I'll add a comment here along the lines of us only needing the 32-bit
quantity of the size as we're dealing with the rest bytes and so we save
a REX byte in the opcode.

>         shrq $3,%rcx             # qwords

Any particular reason for the explicit "q" suffix?
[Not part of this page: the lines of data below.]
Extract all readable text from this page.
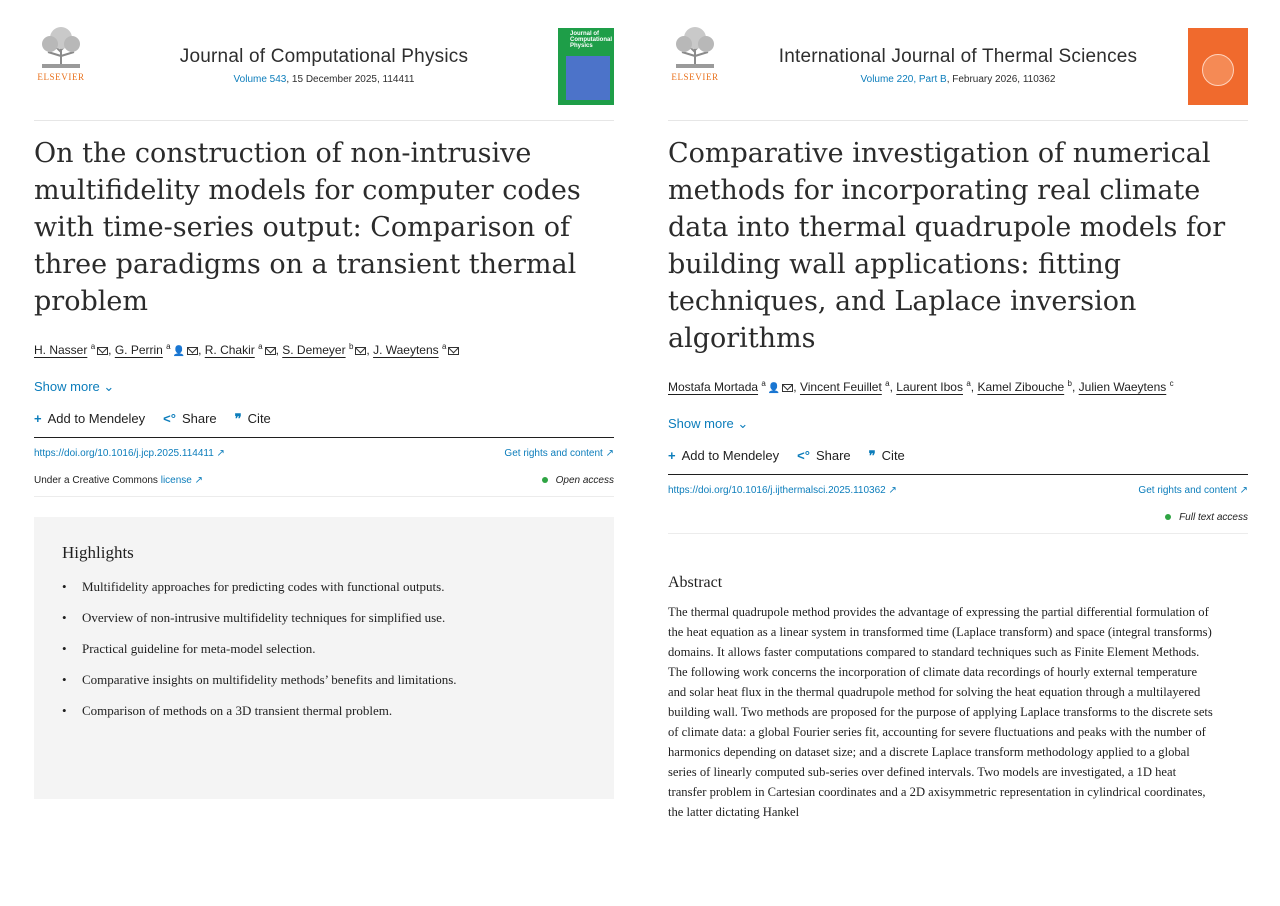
ELSEVIER
Journal of Computational Physics
Volume 543, 15 December 2025, 114411
Journal of Computational Physics
On the construction of non-intrusive multifidelity models for computer codes with time-series output: Comparison of three paradigms on a transient thermal problem
H. Nasser $^a$ , G. Perrin $^a$ 👤 , R. Chakir $^a$ , S. Demeyer $^b$ , J. Waeytens $^a$
Show more ⌄
+ Add to Mendeley <° Share ❞ Cite
https://doi.org/10.1016/j.jcp.2025.114411 ↗	Get rights and content ↗
Under a Creative Commons license ↗	Open access
Highlights
• Multifidelity approaches for predicting codes with functional outputs.
• Overview of non-intrusive multifidelity techniques for simplified use.
• Practical guideline for meta-model selection.
• Comparative insights on multifidelity methods’ benefits and limitations.
• Comparison of methods on a 3D transient thermal problem.
ELSEVIER
International Journal of Thermal Sciences
Volume 220, Part B, February 2026, 110362
Comparative investigation of numerical methods for incorporating real climate data into thermal quadrupole models for building wall applications: fitting techniques, and Laplace inversion algorithms
Mostafa Mortada $^a$ 👤 , Vincent Feuillet $^a$, Laurent Ibos $^a$, Kamel Zibouche $^b$, Julien Waeytens $^c$
Show more ⌄
+ Add to Mendeley <° Share ❞ Cite
https://doi.org/10.1016/j.ijthermalsci.2025.110362 ↗	Get rights and content ↗
Full text access
Abstract

The thermal quadrupole method provides the advantage of expressing the partial differential formulation of the heat equation as a linear system in transformed time (Laplace transform) and space (integral transforms) domains. It allows faster computations compared to standard techniques such as Finite Element Methods. The following work concerns the incorporation of climate data recordings of hourly external temperature and solar heat flux in the thermal quadrupole method for solving the heat equation through a multilayered building wall. Two methods are proposed for the purpose of applying Laplace transforms to the discrete sets of climate data: a global Fourier series fit, accounting for severe fluctuations and peaks with the number of harmonics depending on dataset size; and a discrete Laplace transform methodology applied to a global series of linearly computed sub-series over defined intervals. Two models are investigated, a 1D heat transfer problem in Cartesian coordinates and a 2D axisymmetric representation in cylindrical coordinates, the latter dictating Hankel
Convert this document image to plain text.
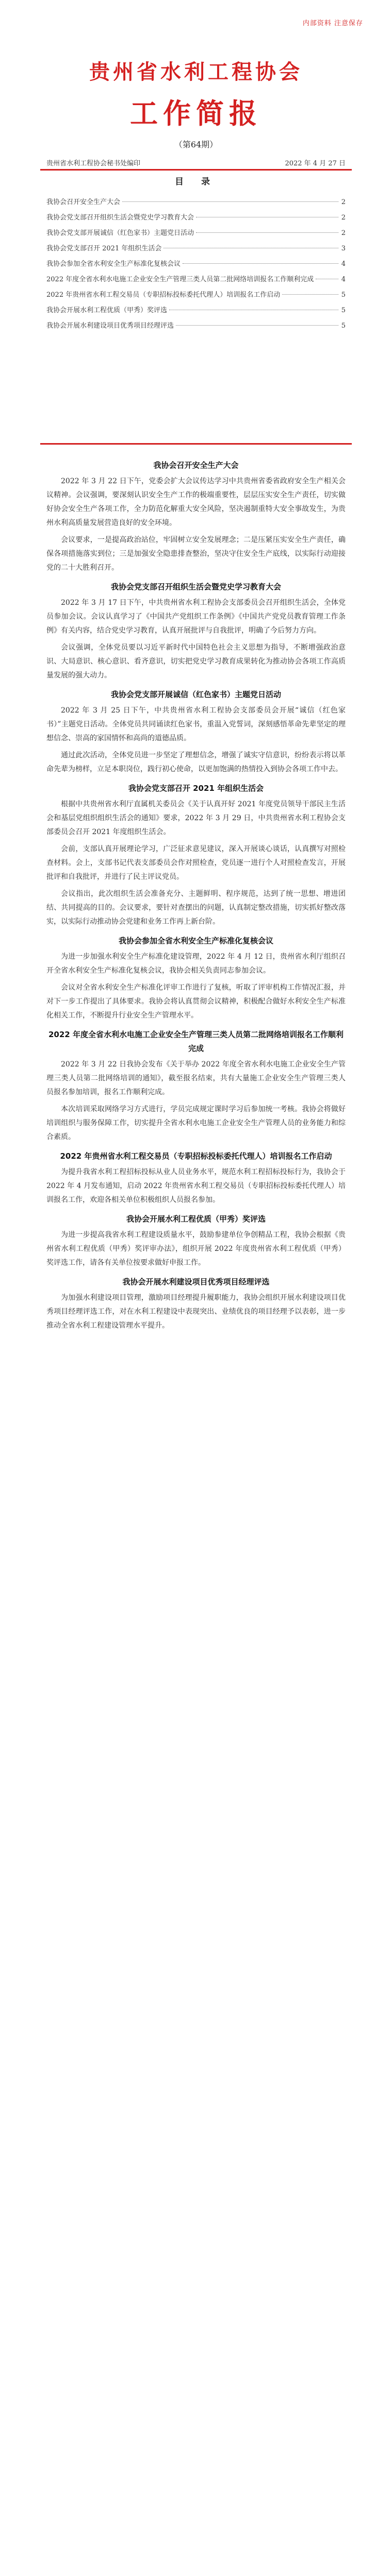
内部资料 注意保存
贵州省水利工程协会
工作简报
（第64期）
贵州省水利工程协会秘书处编印	2022 年 4 月 27 日
目 录
我协会召开安全生产大会	2
我协会党支部召开组织生活会暨党史学习教育大会	2
我协会党支部开展诚信（红色家书）主题党日活动	2
我协会党支部召开 2021 年组织生活会	3
我协会参加全省水利安全生产标准化复核会议	4
2022 年度全省水利水电施工企业安全生产管理三类人员第二批网络培训报名工作顺利完成	4
2022 年贵州省水利工程交易员（专职招标投标委托代理人）培训报名工作启动	5
我协会开展水利工程优质（甲秀）奖评选	5
我协会开展水利建设项目优秀项目经理评选	5
我协会召开安全生产大会

2022 年 3 月 22 日下午，党委会扩大会议传达学习中共贵州省委省政府安全生产相关会议精神。会议强调，要深刻认识安全生产工作的极端重要性，层层压实安全生产责任，切实做好协会安全生产各项工作，全力防范化解重大安全风险，坚决遏制重特大安全事故发生，为贵州水利高质量发展营造良好的安全环境。

会议要求，一是提高政治站位，牢固树立安全发展理念；二是压紧压实安全生产责任，确保各项措施落实到位；三是加强安全隐患排查整治，坚决守住安全生产底线，以实际行动迎接党的二十大胜利召开。

我协会党支部召开组织生活会暨党史学习教育大会

2022 年 3 月 17 日下午，中共贵州省水利工程协会支部委员会召开组织生活会，全体党员参加会议。会议认真学习了《中国共产党组织工作条例》《中国共产党党员教育管理工作条例》有关内容，结合党史学习教育，认真开展批评与自我批评，明确了今后努力方向。

会议强调，全体党员要以习近平新时代中国特色社会主义思想为指导，不断增强政治意识、大局意识、核心意识、看齐意识，切实把党史学习教育成果转化为推动协会各项工作高质量发展的强大动力。

我协会党支部开展诚信（红色家书）主题党日活动

2022 年 3 月 25 日下午，中共贵州省水利工程协会支部委员会开展“诚信（红色家书）”主题党日活动。全体党员共同诵读红色家书，重温入党誓词，深刻感悟革命先辈坚定的理想信念、崇高的家国情怀和高尚的道德品质。

通过此次活动，全体党员进一步坚定了理想信念，增强了诚实守信意识，纷纷表示将以革命先辈为榜样，立足本职岗位，践行初心使命，以更加饱满的热情投入到协会各项工作中去。

我协会党支部召开 2021 年组织生活会

根据中共贵州省水利厅直属机关委员会《关于认真开好 2021 年度党员领导干部民主生活会和基层党组织组织生活会的通知》要求，2022 年 3 月 29 日，中共贵州省水利工程协会支部委员会召开 2021 年度组织生活会。

会前，支部认真开展理论学习，广泛征求意见建议，深入开展谈心谈话，认真撰写对照检查材料。会上，支部书记代表支部委员会作对照检查，党员逐一进行个人对照检查发言，开展批评和自我批评，并进行了民主评议党员。

会议指出，此次组织生活会准备充分、主题鲜明、程序规范，达到了统一思想、增进团结、共同提高的目的。会议要求，要针对查摆出的问题，认真制定整改措施，切实抓好整改落实，以实际行动推动协会党建和业务工作再上新台阶。

我协会参加全省水利安全生产标准化复核会议

为进一步加强水利安全生产标准化建设管理，2022 年 4 月 12 日，贵州省水利厅组织召开全省水利安全生产标准化复核会议，我协会相关负责同志参加会议。

会议对全省水利安全生产标准化评审工作进行了复核，听取了评审机构工作情况汇报，并对下一步工作提出了具体要求。我协会将认真贯彻会议精神，积极配合做好水利安全生产标准化相关工作，不断提升行业安全生产管理水平。

2022 年度全省水利水电施工企业安全生产管理三类人员第二批网络培训报名工作顺利完成

2022 年 3 月 22 日我协会发布《关于举办 2022 年度全省水利水电施工企业安全生产管理三类人员第二批网络培训的通知》，截至报名结束，共有大量施工企业安全生产管理三类人员报名参加培训，报名工作顺利完成。

本次培训采取网络学习方式进行，学员完成规定课时学习后参加统一考核。我协会将做好培训组织与服务保障工作，切实提升全省水利水电施工企业安全生产管理人员的业务能力和综合素质。

2022 年贵州省水利工程交易员（专职招标投标委托代理人）培训报名工作启动

为提升我省水利工程招标投标从业人员业务水平，规范水利工程招标投标行为，我协会于 2022 年 4 月发布通知，启动 2022 年贵州省水利工程交易员（专职招标投标委托代理人）培训报名工作，欢迎各相关单位积极组织人员报名参加。

我协会开展水利工程优质（甲秀）奖评选

为进一步提高我省水利工程建设质量水平，鼓励参建单位争创精品工程，我协会根据《贵州省水利工程优质（甲秀）奖评审办法》，组织开展 2022 年度贵州省水利工程优质（甲秀）奖评选工作，请各有关单位按要求做好申报工作。

我协会开展水利建设项目优秀项目经理评选

为加强水利建设项目管理，激励项目经理提升履职能力，我协会组织开展水利建设项目优秀项目经理评选工作，对在水利工程建设中表现突出、业绩优良的项目经理予以表彰，进一步推动全省水利工程建设管理水平提升。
The register already
denotes the opsize and the generated opcode is the same.

>         jz .Lrest_bytes
> 
>         # do the qwords first
>         .p2align 4
> .Lqwords:
>         movq $0,(%rdi)
>         lea 8(%rdi),%rdi
>         dec %rcx

Like here, for example.

I guess you wanna be explicit as to the operation width...

>         jnz .Lqwords
> 
> .Lrest_bytes:
>         andl $7,%eax             # rest bytes
>         jz .Lexit
> 
>         # now do the rest bytes
> .Lbytes:
>         movb $0,(%rdi)
>         inc %rdi
>         decl %eax
>         jnz .Lbytes
> 
> .Lexit:
>         xorl %eax,%eax
>         RET
> 
> .Lqwords_exception:
>         # convert qwords back into bytes to return to caller
>         shlq $3, %rcx
>         andl $7, %eax
>         addq %rax,%rcx
>         jmp .Lexit
> 
> .Lbytes_exception:
>         movl %eax,%ecx
>         jmp .Lexit
> 
>         _ASM_EXTABLE_UA(.Lqwords, .Lqwords_exception)
>         _ASM_EXTABLE_UA(.Lbytes, .Lbytes_exception)

Yap, I definitely like this one more. Straightforward.

Thx!

-- 
Regards/Gruss,
    Boris.

https://people.kernel.org/tglx/notes-about-netiquette